OPINION: Incentives in healthcare focus on profit over outcomes
By Rob Korom
In Kenya, most of us have friends and family members who have left a hospital or clinic with tons of labs and a small drug store for a simple cough.
It’s no surprise that we as patients frequently feel frustrated and taken advantage of by the healthcare system.
This feeling isn’t wrong, incentives within the health system are poorly aligned. Doctors and hospitals make money by doing more: ordering more lab tests, more ultrasounds or x-rays, and prescribing more drugs.
At the end of the day, patients have spent a lot of money, but have they actually gotten any better? Current incentives in healthcare focus on profit over outcomes.
In a previous article, I discussed how children with diarrhea receive improper care more often than not: fewer than 40% receive Oral Rehydration Salts (ORS), and only about 1% receive zinc sulphate, proven therapy for reducing the duration and recurrence of symptoms.
Now consider how much a healthcare provider can make from selling a course of Augmentin (about Ksh. 2000), as compared to selling ORS (Ksh. 50) and zinc (Ksh. 100).
Under a fee-for-service system, prescribing Augmentin is far more lucrative than prescribing the evidence-based (but cheaper) treatment for diarrhea. Why provide the right care when it makes you less money?
We need to compete on VALUE instead of VOLUME.
Harvard Business School Professor Michael Porter coined the term ‘Value-Based Healthcare’ or VBHC to describe a system whereby healthcare providers compete on value, as opposed to the fee-for-service approach that favors high-volume care.
Value-based healthcare is simple: it means that we aim to achieve the highest quality of care for patients at the lowest cost. But the challenge lies in implementation.
Penda’s leadership has attended the HBS short courses on Value-Based Healthcare in Boston and we Are eager to connect with others who are interested in the concept!
Penda Health is implementing value-based healthcare within our chain of 20+ medical centres across Nairobi. The firm assesses the ‘quality’ part of the value equation by consistently measuring the following:
Patient experience: For every visit, we send our patients a single message: “How likely are you to recommend Penda to a family member or friend?” This single broad metric (the Net Promoter Score) is a terrific marker of overall patient experience. Our network-wide average NPS of >55% is orders of magnitude higher than the industry average for healthcare in Kenya of -5%.
Adherence to validated process measures: As outlined in my post on how Penda uses technology to achieve high-quality care, we continuously and automatically measure dozens of well-validated process measures for quality care in the primary care setting. We pride ourselves on high adherence to such metrics, including treatment of acute conditions like malaria to diagnosis and management of chronic illnesses like hypertension.
Patient outcomes: As critical as adherence to process measures is, we need to make sure our patients are actually getting better. We ask our patients a simple question in our routine follow-up calls: “Are you feeling better from when you first came in?” This data helps us to identify early any patients who are not getting better as expected as well as to analyze why some patients seem to improve more than others.

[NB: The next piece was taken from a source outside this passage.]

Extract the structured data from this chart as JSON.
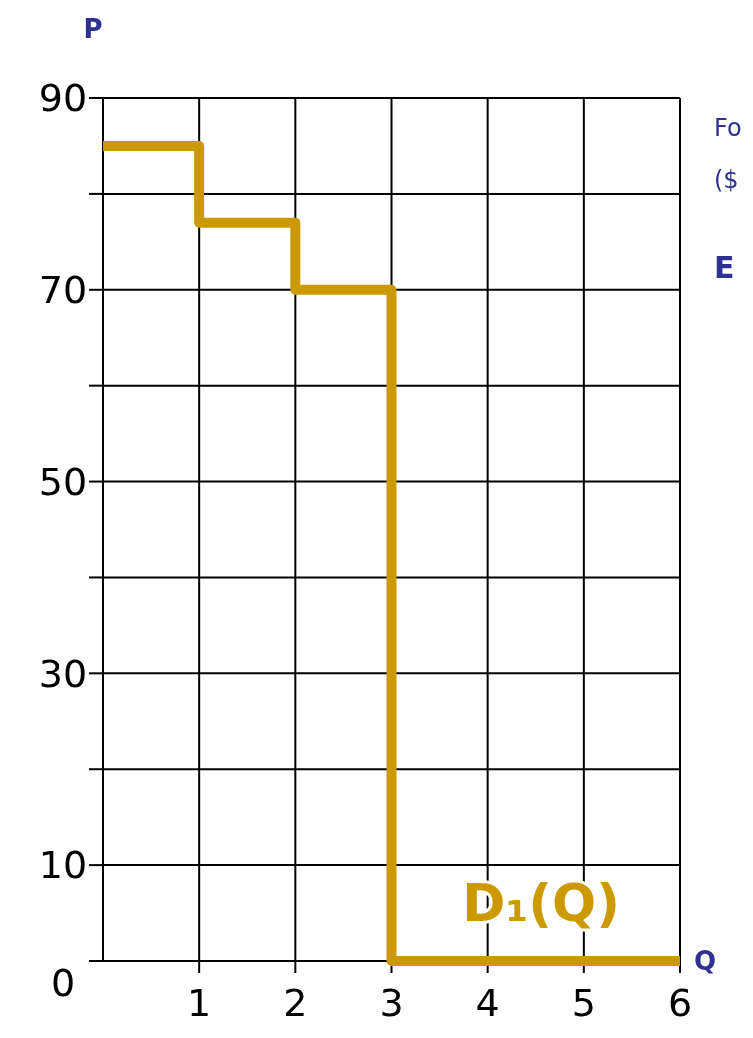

On the ‘cost’ side, we are also able to gather many insights. Our end-to-end electronic medical record not only gives us precise costs for pharmaceuticals and diagnostic tests, but also detailed human resource costing for a patient visit.
Time-Driven Activity-Based Costing is a method of allocating detailed staffing costs to specific patient visits. Since our electronic medical record automatically records the time spent with the patient by each staff member down to the second, we’re able to know with a high degree of certainty how much various visit types cost Penda.
While we don’t charge patients according to the amount of time spent, these insights help us optimize our operations and reduce overall costs. We are leading the shift from fee-for-service (volume) to capitation (value).
Ultimately, our aim is to shift from a fee-for-service model to a capitation model, and we hold ourselves responsible for prioritizing outcomes over profit.
Penda aims to be Kenya’s national leader in outpatient capitation models because we excel at providing outstanding quality and outcomes while maintaining extremely low costs.
Under capitation, payers or patients pay us a set amount for unlimited coverage over a one year period – a system that prioritizes efficient, high-value care instead of volume of services provided.
We now have several capitation agreements with various payers, ranging from commercial insurers to large corporate clients. Our capitation partnership with the government payer, NHIF, is our largest and most successful capitation model to date.
Patients under these agreements love that they can access high-quality care anytime without a copay, can take advantage of any of our 20+ branches around Nairobi, or call our telemedicine hotline Pigia Penda. Payers love that they have predictable, fixed costs for the entire year and that their patients have access to high-quality care.
Leading the way, Penda Health hopes that more of the Kenyan healthcare market will take notice and align incentives to produce value for patients over volume of services.